The Soupster experiences hot gossip and hotter food.
At a table at Our Town’s new Indian/Pakistani restaurant, Naan Plus, the Soupster sucked on an ice cube to cool his mouth from a fiery vindaloo. Sweat dripped off the tip of his nose and his eyes teared freely.
“So hot!” the Soupster croaked.
His tablemate, Sally Crewsin, had ordered the milder biryani and looked at him with sympathy. “At least this lunch is free,” she said.
Sally was paying the tab to reward the Soupster for helping her sell her house. She had placed a classified ad in the Soupster’s eponymous publication and had three offers in one week. Of course, blonde and bright-eyed Sally had a house as adorable as she was and the price she asked was more than reasonable.
“Hey, Soupster,” she said to change the subject from agony and hellfire to something less uncomfortable. “Why did you name the Soup the Soup?”
“I didn’t name it,” the Soupster gasped, inexplicably still eating his volcanic entrée, despite the pain. “Rolene did. She started the Soup and sold it to me.”
Rolene Bently occupied the body of a middle-aged woman, but had the soul of a frontier pioneer. She was a serial entrepreneur, starting several businesses and then selling them when a newer idea consumed her instead.
“She named the Sitka Soup after her grandmother’s soup, which was made out of whatever was on hand right then.
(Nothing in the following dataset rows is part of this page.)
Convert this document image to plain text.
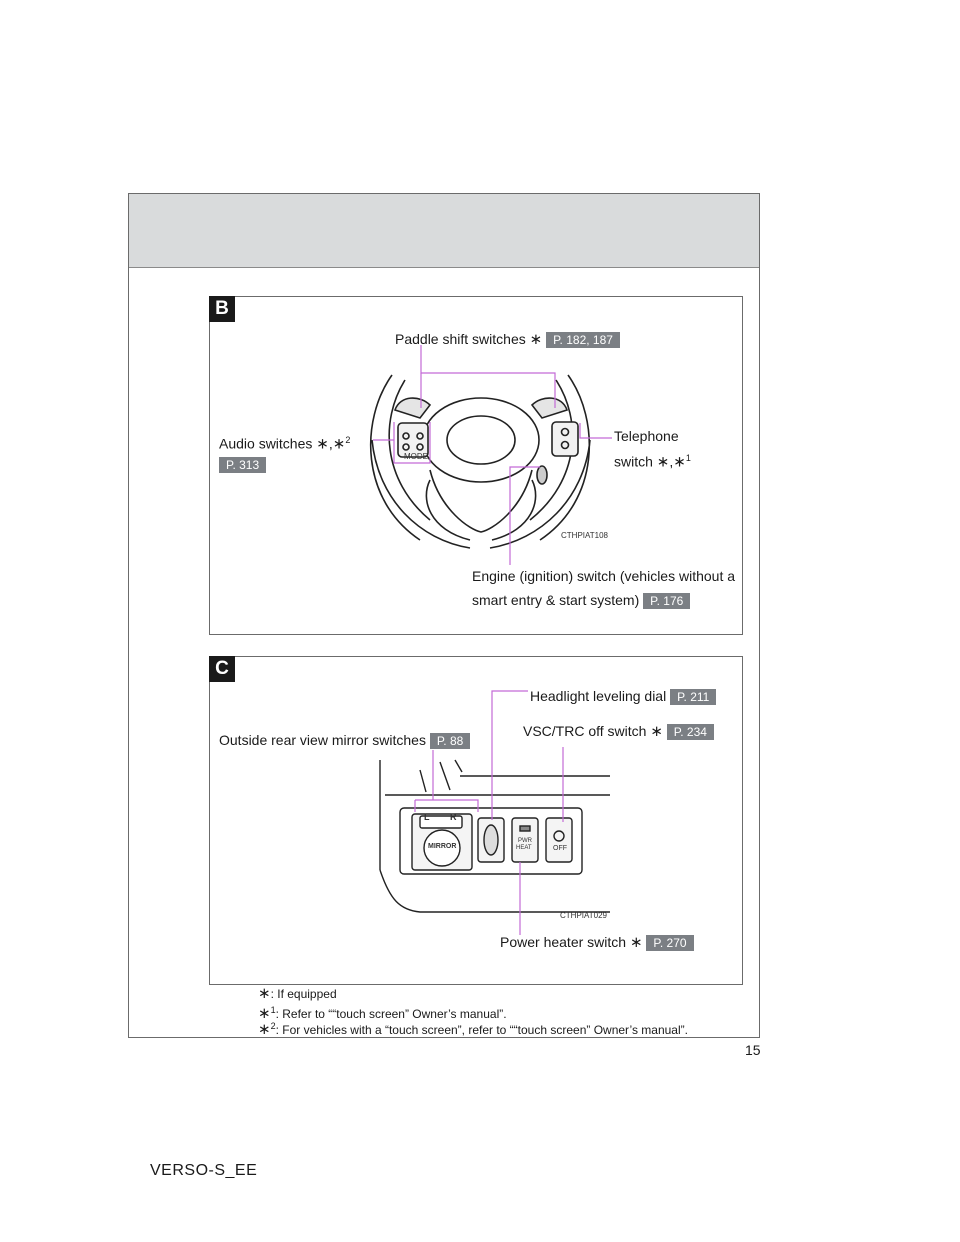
B
MODE
CTHPIAT108
Paddle shift switches ∗ P. 182, 187
Audio switches ∗,∗$^2$
P. 313
Telephone
switch ∗,∗$^1$
Engine (ignition) switch (vehicles without a
smart entry & start system) P. 176
C
L R
MIRROR
PWR
HEAT	OFF
CTHPIAT029
Headlight leveling dial P. 211
VSC/TRC off switch ∗ P. 234
Outside rear view mirror switches P. 88
Power heater switch ∗ P. 270
∗: If equipped
∗$^1$: Refer to ““touch screen” Owner’s manual”.
∗$^2$: For vehicles with a “touch screen”, refer to ““touch screen” Owner’s manual”.
15
VERSO-S_EE
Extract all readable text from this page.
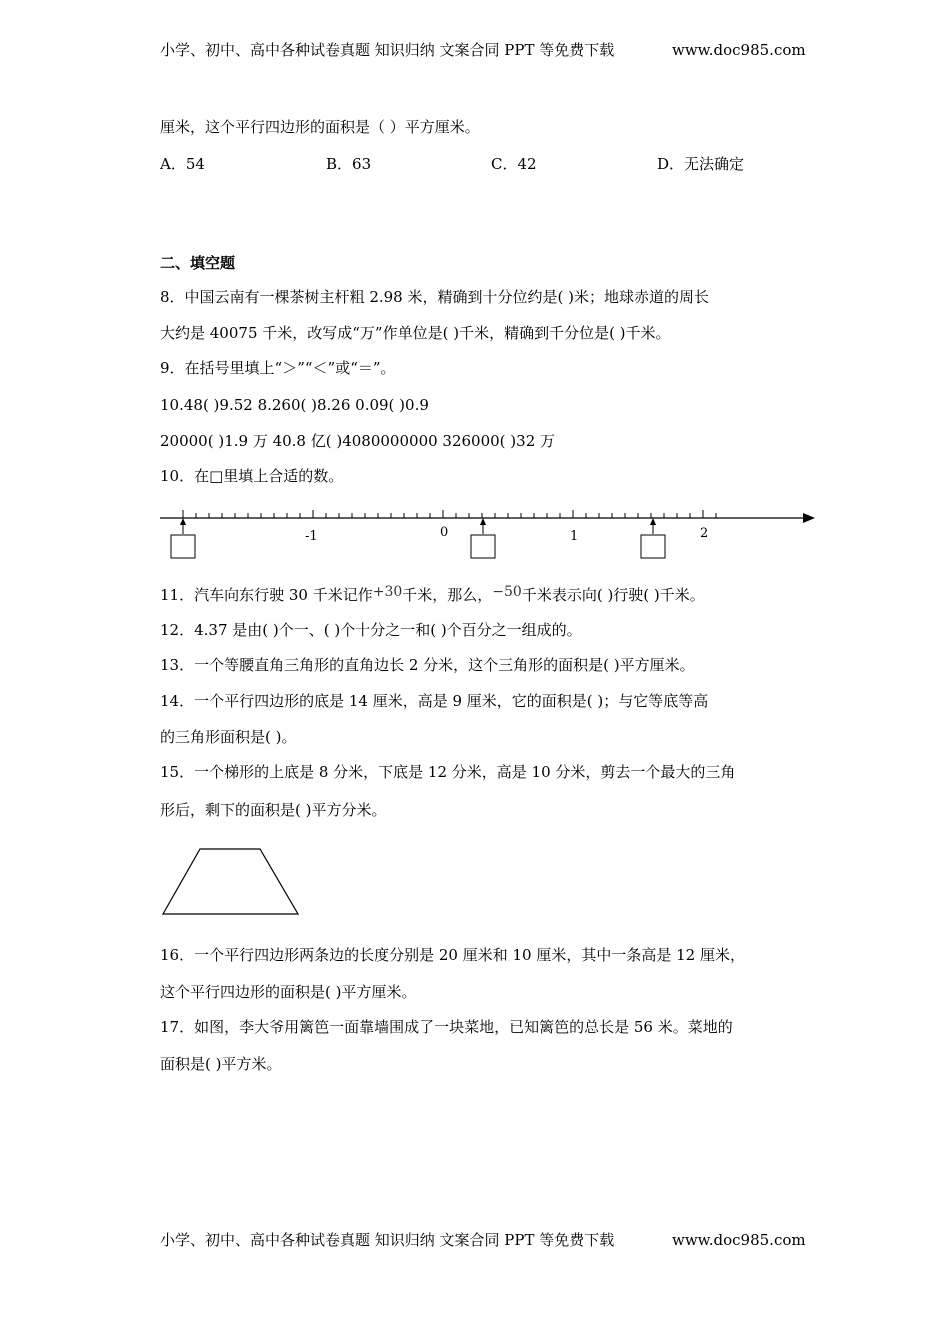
小学、初中、高中各种试卷真题 知识归纳 文案合同 PPT 等免费下载	www.doc985.com
厘米，这个平行四边形的面积是（ ）平方厘米。
A．54	B．63	C．42	D．无法确定
二、填空题
8．中国云南有一棵茶树主杆粗 2.98 米，精确到十分位约是( )米；地球赤道的周长
大约是 40075 千米，改写成“万”作单位是( )千米，精确到千分位是( )千米。
9．在括号里填上“＞”“＜”或“＝”。
10.48( )9.52 8.260( )8.26 0.09( )0.9
20000( )1.9 万 40.8 亿( )4080000000 326000( )32 万
10．在□里填上合适的数。
-1	0	1	2
11．汽车向东行驶 30 千米记作+30千米，那么，−50千米表示向( )行驶( )千米。
12．4.37 是由( )个一、( )个十分之一和( )个百分之一组成的。
13．一个等腰直角三角形的直角边长 2 分米，这个三角形的面积是( )平方厘米。
14．一个平行四边形的底是 14 厘米，高是 9 厘米，它的面积是( )；与它等底等高
的三角形面积是( )。
15．一个梯形的上底是 8 分米，下底是 12 分米，高是 10 分米，剪去一个最大的三角
形后，剩下的面积是( )平方分米。
16．一个平行四边形两条边的长度分别是 20 厘米和 10 厘米，其中一条高是 12 厘米，
这个平行四边形的面积是( )平方厘米。
17．如图，李大爷用篱笆一面靠墙围成了一块菜地，已知篱笆的总长是 56 米。菜地的
面积是( )平方米。
小学、初中、高中各种试卷真题 知识归纳 文案合同 PPT 等免费下载	www.doc985.com
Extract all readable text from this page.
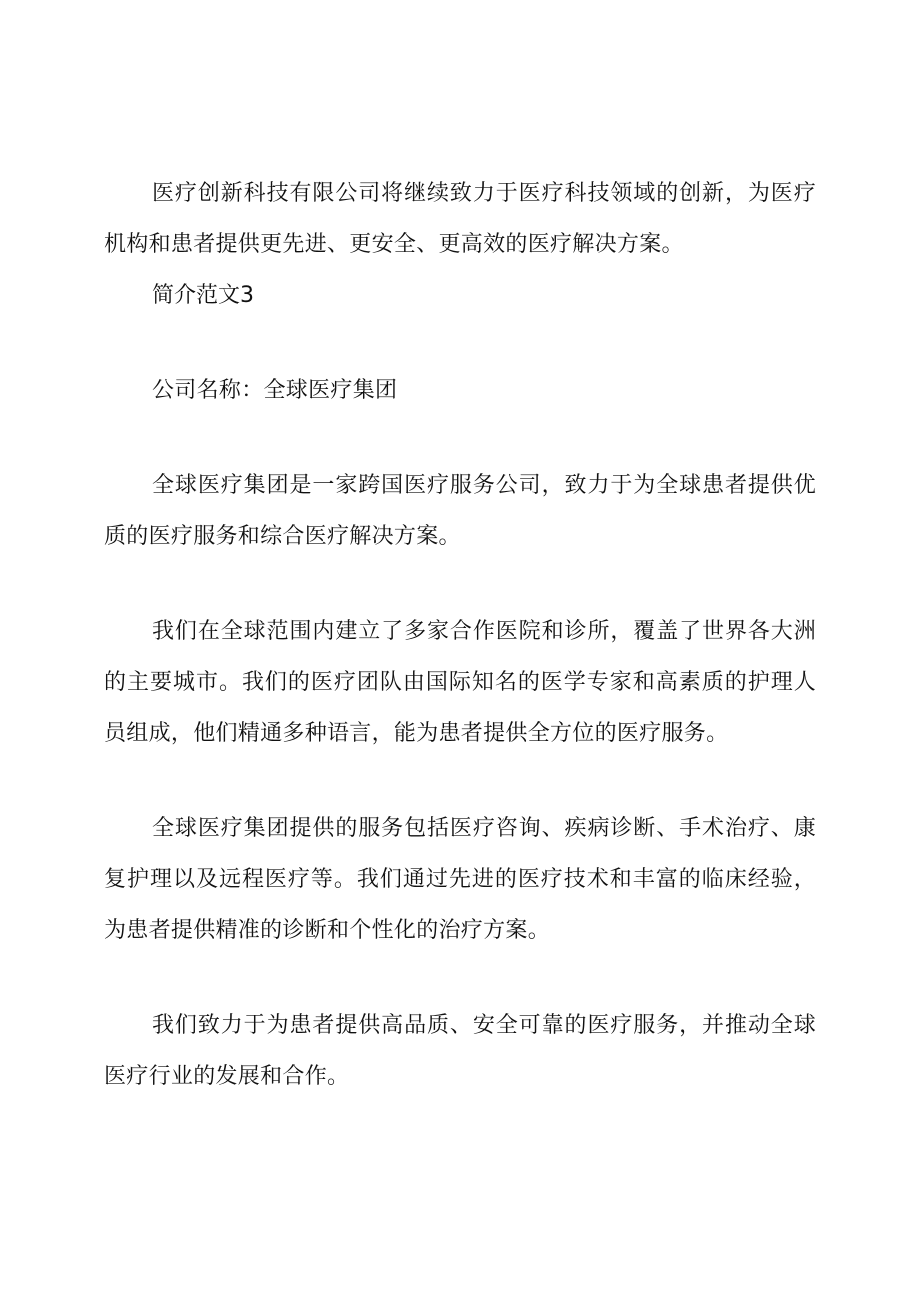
医疗创新科技有限公司将继续致力于医疗科技领域的创新，为医疗机构和患者提供更先进、更安全、更高效的医疗解决方案。

简介范文3

公司名称：全球医疗集团

全球医疗集团是一家跨国医疗服务公司，致力于为全球患者提供优质的医疗服务和综合医疗解决方案。

我们在全球范围内建立了多家合作医院和诊所，覆盖了世界各大洲的主要城市。我们的医疗团队由国际知名的医学专家和高素质的护理人员组成，他们精通多种语言，能为患者提供全方位的医疗服务。

全球医疗集团提供的服务包括医疗咨询、疾病诊断、手术治疗、康复护理以及远程医疗等。我们通过先进的医疗技术和丰富的临床经验，为患者提供精准的诊断和个性化的治疗方案。

我们致力于为患者提供高品质、安全可靠的医疗服务，并推动全球医疗行业的发展和合作。
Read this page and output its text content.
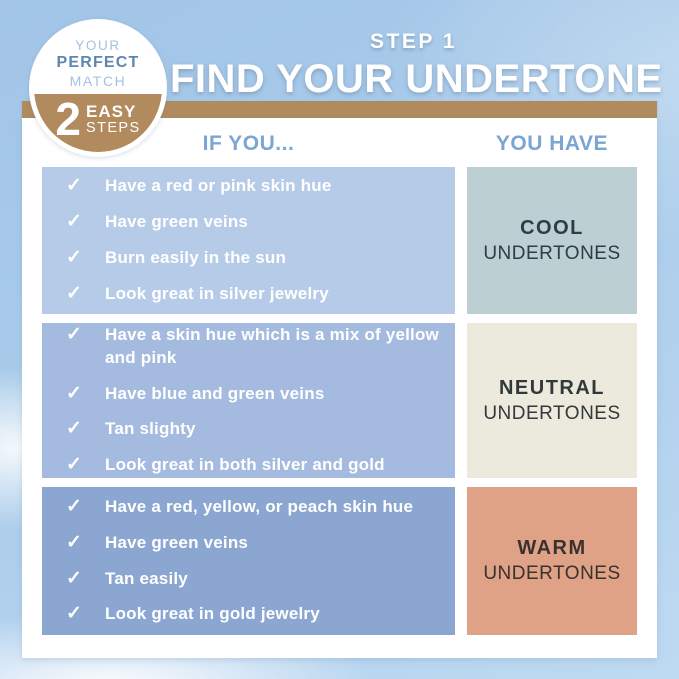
STEP 1
FIND YOUR UNDERTONE
YOUR
PERFECT
MATCH
2 EASY
STEPS
IF YOU...	YOU HAVE
✓	Have a red or pink skin hue
✓	Have green veins
✓	Burn easily in the sun
✓	Look great in silver jewelry
COOL
UNDERTONES
✓	Have a skin hue which is a mix of yellow
and pink
✓	Have blue and green veins
✓	Tan slighty
✓	Look great in both silver and gold
NEUTRAL
UNDERTONES
✓	Have a red, yellow, or peach skin hue
✓	Have green veins
✓	Tan easily
✓	Look great in gold jewelry
WARM
UNDERTONES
In the early days when the Soup was wildly unpredictable, the name made even more sense.”
“Rolene was something else, you bet,” said Sally. “Did you know she was doing a kind of Airbnb before they invented Airbnb?”
The Soupster nodded and chuckled.
“Rolene had a list of people with spare rooms and would hook up lodging-seeking visitors to Our Town,” Sally said. “Then she moved on to cars and boats. At the height of her popularity, Rolene oversaw land and sea fleets worthy of a military operation. She kept it all straight.”
“Where is Rolene now?” asked the Soupster.
“Somewhere in Wyoming,” said Sally.
“No doubt organizing cowboys into some sort of Ranchbnb,” said the Soupster.
The waiter came with their third dish, a creamy sauce with visible pieces of chicken.
“It’s tikka masala – some people call it butter chicken and it’s very mild,” said Sally. “It’s is more popular in Britain now than fish `n chips.”
The Soupster moaned with relief as the creamy sauce coated his overheated mouth. He pushed the spicy vindaloo to the side. “I’ll eat no more of that,” he said.
“Another of Rolene’s obsessions was food waste,” said Sally. “I bet she would be able to find somebody who wanted your remaining vindaloo. I bet you’d be willing to trade the vindaloo for more tikka masala.”
“Or an ice cold glass of milk,” said the Soupster, whose mouth still smarted.
“Rolene would call it Leftoversbnb,” said Sally.